Akan tetapi, usaha ini bersifat tambal sulam. Karena itu, krisis fiskal
pemerintah koloni tetap membayangi. Inilah yang menyebabkan program Sistem
Tanam Paksa yang melahirkan ”revolusi perkebunan” ajuan Jenderal van den
Bosch diterima Raja Belanda. Seperti tertera dalam laporan aktivitasnya
sepanjang 1830-1833, van den Bosch menyatakan bahwa memiliki Jawa adalah
sebuah kehormatan (tribute), tetapi
mengalami salah urus yang parah hingga menimbulkan krisis fiskal berkepanjangan.
Ini terjadi lebih karena persoalan politik daripada
teknikal ekonomi, yaitu renggangnya hubungan penguasa Eropa-rakyat pribumi
dibandingkan dengan masa VOC yang dibubarkan 1799. Dengan mengambil Perang
Diponegoro (1825-1830) sebagai latar belakang, van den Bosch menyatakan
kerenggangan itu dipicu hasutan ulama-ulama Islam fanatik sehingga Sultan
Sepuh Yogyakarta memperlakukan orang-orang Eropa dengan cara menghina
(disdain). Karena itu, van den Bosch menyatakan supremasi Eropa harus ditegakkan
dengan cara lain: menghormati eksistensi penguasa-penguasa lokal. Sebuah
keyakinan bahwa rakyat tak akan patuh kepada penguasa asing, kecuali atas
persetujuan elite lokal.
Kebijakan bersifat indirect rule (memerintah secara tak
langsung) ini akan menguntungkan, seperti dinyatakan van den Bosch: ”to make
this relationship beneficial to us” (membuat hubungan ini menguntungkan
kita). Dimensi ”ideologis” dan politik-ekonomi Sistem Tanam Paksa yang
melahirkan ”revolusi perkebunan” ini terletak di sini, yaitu pengawetan
gagasan supremasi wangsa kulit putih yang terejawantah dalam bentuk
kolonialisme dan usaha menghindari kebangkrutan ekonomi dan politik bagi
negara induk yang terancam kehilangan koloninya.
Dan dalam praktiknya, eksploitasi sumber daya pertanian
memang bermuara ke arah itu. Walau secara teknikal pelaksanaan Sistem Tanam
Paksa ini bisa ditafsirkan usaha pionir mengeksploitasi sistem pertanian
Indonesia melalui asupan modal, teknologi, dan manajerial, ujungnya
melahirkan bangunan kekuasaan politik-ekonomi dalam skala tak berpreseden.
Yaitu konsolidasi kekayaan di atas mana an effective modern colonial state
(sebuah negara kolonial modern yang efektif) untuk pertama kalinya berdiri.

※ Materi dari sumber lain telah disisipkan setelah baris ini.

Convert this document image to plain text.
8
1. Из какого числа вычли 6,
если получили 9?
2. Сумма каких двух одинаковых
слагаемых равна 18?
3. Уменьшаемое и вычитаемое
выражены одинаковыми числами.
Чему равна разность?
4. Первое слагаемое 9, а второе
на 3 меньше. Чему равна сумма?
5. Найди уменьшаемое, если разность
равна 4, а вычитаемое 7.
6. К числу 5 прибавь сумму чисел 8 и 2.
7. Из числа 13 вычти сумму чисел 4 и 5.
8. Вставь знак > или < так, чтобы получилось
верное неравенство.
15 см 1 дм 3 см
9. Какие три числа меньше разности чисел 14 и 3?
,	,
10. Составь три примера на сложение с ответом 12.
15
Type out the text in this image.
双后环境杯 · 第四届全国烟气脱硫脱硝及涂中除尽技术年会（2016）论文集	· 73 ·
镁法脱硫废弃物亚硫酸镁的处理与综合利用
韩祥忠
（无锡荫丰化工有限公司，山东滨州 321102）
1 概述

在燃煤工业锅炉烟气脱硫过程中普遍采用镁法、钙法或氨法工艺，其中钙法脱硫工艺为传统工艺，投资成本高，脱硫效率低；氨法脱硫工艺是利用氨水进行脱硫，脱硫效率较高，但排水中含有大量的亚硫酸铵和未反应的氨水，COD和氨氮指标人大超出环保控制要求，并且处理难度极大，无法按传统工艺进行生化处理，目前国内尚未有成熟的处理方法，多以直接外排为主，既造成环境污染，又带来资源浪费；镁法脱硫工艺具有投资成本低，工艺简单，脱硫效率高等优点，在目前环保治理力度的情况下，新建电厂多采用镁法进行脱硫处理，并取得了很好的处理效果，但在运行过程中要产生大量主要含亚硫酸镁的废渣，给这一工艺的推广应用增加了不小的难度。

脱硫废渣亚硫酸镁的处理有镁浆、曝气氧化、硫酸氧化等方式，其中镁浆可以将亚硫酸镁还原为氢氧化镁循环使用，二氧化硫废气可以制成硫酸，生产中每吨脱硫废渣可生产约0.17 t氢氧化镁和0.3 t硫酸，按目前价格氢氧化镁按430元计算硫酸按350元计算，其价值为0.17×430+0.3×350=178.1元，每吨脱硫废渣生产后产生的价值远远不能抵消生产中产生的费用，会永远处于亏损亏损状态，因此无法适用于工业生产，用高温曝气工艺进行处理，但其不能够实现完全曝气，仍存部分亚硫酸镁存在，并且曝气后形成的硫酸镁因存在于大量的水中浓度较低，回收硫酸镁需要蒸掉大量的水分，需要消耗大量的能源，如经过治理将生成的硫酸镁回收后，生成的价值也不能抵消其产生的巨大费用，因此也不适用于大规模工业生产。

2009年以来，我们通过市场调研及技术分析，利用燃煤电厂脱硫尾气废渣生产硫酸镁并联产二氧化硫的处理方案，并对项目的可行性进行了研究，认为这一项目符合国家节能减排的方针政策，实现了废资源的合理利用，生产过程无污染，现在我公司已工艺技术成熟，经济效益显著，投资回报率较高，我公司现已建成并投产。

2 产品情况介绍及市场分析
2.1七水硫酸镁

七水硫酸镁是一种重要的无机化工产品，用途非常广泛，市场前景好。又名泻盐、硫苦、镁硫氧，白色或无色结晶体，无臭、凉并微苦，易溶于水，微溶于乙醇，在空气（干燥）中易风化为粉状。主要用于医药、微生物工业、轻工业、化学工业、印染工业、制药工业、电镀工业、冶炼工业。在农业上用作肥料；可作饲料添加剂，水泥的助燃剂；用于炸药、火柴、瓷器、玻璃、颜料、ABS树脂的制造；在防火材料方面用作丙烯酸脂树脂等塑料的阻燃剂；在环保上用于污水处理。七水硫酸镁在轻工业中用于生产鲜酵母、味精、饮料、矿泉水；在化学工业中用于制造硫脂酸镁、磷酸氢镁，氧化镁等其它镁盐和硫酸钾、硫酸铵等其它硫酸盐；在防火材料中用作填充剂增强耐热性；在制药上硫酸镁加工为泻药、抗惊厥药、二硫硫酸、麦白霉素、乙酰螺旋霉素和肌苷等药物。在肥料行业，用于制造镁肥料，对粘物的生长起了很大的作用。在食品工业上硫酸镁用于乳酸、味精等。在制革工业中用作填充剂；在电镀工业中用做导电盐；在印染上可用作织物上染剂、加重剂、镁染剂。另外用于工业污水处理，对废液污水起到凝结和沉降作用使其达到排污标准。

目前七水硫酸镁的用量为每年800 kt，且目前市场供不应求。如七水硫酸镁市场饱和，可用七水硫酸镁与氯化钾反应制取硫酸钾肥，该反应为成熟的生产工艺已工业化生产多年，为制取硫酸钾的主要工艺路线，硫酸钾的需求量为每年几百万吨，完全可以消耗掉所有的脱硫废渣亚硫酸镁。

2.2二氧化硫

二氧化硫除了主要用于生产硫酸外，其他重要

Bersamaan dengan itu, ”keabsahan” kolonialisme kembali ditegakkan. Dalam arti
kata lain, negara kolonial modern yang efektif itu berdiri di atas basis
material yang kokoh.
Ini dibuktikan oleh fakta berikut. Dalam laporan kegiatan
1930-1933, van den Bosch menyatakan hanya dalam dua tahun usia Sistem Tanam
Paksa, defisit fiskal (budget deficit) yang membebani negara induk (the
mother country) selama setengah abad terakhir telah berganti dengan
keuntungan. Pada 1832 ”lebih dari lima juta gulden dan pada 1833 lebih dari
10 juta gulden (keuntungan) telah dikirim ke Belanda.” Dan, lanjutnya, ”akhir
1834 diperkirakan sejumlah 28 juta gulden atau 30 juta gulden akan bisa
dikirim (ke Belanda).”
Di luar perkiraan van den Bosch, kurang dari 30 tahun
kemudian, Sistem Tanam Paksa ciptaannya ini telah melahirkan keuntungan
raksasa melebihi khayalannya. Dalam tulisan ”Building the Network of Railways
and Tramline”, yang dimuat dalam For
Profit and Prosperity: The Contributions Made by the Dutch Engineers to
Public Works in Indonesia, 1800-2000 [2008], Augustus J Veenendaal Jr
menyatakan melalui Sistem Tanam Paksa itu ”Jawa segera menjadi pelampung
(cork) di atas mana Belanda mengapung sehingga tak lama kemudian utang-utang
negara itu dapat dibayar melalui keuntungan-keuntungan positif Hindia Belanda.”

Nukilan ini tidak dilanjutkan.